By Krister Bjornson Axel - Oct 1, 2021

Our final selections have been made. We will also be announcing our nominations for the Pushcart prize later in the month and releasing our final podcast episode of the year.

If you have not yet been contacted about your submission, then unfortunately you were not selected for this round. The most important thing to remember when it comes to the process is that there is always a concept in mind for the upcoming podcast episode that will figure in to the selection criteria. We can never make this public until after the deadline, but just know that a great many of the submissions were of a very high quality, in terms of originality and eloquence yet were not appropriate to the subject at hand in a meaningful way. We hope that you will continue to share your work with The CHILLFILTR Review for your chance at a prize nomination, a podcast episode, and an author profile with your web publication.
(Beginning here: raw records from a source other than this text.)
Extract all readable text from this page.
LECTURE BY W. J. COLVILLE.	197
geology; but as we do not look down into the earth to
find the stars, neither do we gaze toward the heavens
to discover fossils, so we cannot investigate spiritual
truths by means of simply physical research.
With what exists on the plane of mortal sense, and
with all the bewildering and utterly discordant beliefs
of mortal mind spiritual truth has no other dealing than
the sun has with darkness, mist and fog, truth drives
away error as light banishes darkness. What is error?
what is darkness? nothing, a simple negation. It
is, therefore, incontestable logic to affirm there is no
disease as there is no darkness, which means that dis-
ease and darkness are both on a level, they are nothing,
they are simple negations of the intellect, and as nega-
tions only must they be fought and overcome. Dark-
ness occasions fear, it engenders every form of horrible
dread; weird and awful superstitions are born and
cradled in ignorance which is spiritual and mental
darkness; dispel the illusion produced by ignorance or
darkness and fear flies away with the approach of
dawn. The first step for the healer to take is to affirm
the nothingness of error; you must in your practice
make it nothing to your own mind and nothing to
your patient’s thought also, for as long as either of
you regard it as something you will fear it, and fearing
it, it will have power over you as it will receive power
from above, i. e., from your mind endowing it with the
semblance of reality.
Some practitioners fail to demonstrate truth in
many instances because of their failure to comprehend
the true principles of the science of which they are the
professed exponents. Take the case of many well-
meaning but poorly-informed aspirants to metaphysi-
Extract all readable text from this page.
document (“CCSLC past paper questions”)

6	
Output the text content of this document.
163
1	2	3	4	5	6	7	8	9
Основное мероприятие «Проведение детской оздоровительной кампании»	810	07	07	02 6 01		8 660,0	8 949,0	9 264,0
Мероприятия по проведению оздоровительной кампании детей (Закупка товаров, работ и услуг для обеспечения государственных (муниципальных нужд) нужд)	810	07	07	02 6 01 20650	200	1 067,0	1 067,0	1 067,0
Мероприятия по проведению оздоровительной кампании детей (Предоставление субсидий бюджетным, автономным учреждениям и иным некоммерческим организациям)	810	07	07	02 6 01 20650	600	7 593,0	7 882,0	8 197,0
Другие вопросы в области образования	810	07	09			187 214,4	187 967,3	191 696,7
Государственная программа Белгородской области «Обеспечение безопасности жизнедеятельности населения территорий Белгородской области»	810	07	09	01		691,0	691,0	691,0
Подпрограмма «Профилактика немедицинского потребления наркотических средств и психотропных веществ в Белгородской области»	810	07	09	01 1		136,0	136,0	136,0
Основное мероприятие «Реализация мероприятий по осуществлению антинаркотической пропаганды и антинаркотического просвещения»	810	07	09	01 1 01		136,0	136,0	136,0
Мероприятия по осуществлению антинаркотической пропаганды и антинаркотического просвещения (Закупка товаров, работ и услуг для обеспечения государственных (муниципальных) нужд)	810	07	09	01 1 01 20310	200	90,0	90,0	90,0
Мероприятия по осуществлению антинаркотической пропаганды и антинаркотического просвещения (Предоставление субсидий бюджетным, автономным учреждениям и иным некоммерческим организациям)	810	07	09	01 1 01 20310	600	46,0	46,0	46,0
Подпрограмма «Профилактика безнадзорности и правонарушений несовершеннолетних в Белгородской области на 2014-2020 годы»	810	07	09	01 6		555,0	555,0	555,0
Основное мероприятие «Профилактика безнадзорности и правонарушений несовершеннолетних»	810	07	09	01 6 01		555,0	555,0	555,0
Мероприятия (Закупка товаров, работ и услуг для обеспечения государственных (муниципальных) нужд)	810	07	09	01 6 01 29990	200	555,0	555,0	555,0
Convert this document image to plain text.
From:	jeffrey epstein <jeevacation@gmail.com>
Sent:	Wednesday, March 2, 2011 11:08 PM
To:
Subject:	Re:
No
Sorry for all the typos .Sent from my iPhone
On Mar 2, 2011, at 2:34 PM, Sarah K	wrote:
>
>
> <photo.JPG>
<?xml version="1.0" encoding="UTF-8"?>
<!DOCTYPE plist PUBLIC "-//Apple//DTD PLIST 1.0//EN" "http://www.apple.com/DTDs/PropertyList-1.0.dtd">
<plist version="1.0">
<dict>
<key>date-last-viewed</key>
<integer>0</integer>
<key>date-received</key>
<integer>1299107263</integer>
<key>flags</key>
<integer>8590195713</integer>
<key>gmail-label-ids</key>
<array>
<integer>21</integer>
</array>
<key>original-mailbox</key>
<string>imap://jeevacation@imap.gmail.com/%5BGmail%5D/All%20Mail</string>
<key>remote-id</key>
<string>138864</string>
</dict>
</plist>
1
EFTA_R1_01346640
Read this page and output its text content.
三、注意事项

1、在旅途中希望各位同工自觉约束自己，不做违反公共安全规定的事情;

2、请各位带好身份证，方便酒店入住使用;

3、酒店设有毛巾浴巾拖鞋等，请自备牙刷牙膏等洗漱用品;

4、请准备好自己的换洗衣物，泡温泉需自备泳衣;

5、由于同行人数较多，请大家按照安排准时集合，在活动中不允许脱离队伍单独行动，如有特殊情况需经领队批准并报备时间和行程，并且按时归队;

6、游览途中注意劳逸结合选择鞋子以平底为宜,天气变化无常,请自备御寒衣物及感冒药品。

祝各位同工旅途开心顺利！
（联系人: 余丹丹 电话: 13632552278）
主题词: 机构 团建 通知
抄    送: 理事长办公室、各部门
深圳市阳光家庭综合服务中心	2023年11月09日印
We truly appreciate all of the entries that we received, and we spend considerable time reading each one.

Our submission portal has been closed for some time now, and it will have to remain that way for a little while yet. We are redesigning the submission workflow, mainly in order to guarantee response times for the authors that submit to us. I'd like to personally apologize if you waited more than 30 days to hear back from us regarding your submission. We are working hard to make sure that authors will hear back from us in a timely manner as we move forward into the new year.

Finally, please keep in mind that because we are primarily a web publication, we are bound by simple rules with regard to text, HTML, and CSS. This means that poems and essays that use a non-standard presentation are just not a good fit for our platform. Because we present your work to mobile devices as well as tablets and laptops, leading spaces, paragraph indents, and blank tabs cannot be enforced properly. I am a huge fan of the work of EE Cummings, for example, but even his work would be reformatted to comply with our standards. Those kinds of typographical tricks were meant for printed pages, and not markup languages. C'est la vie.

“We work in the dark - we do what we can - we give what we have. Our doubt is our passion, and our passion is our task. The rest is the madness of art.”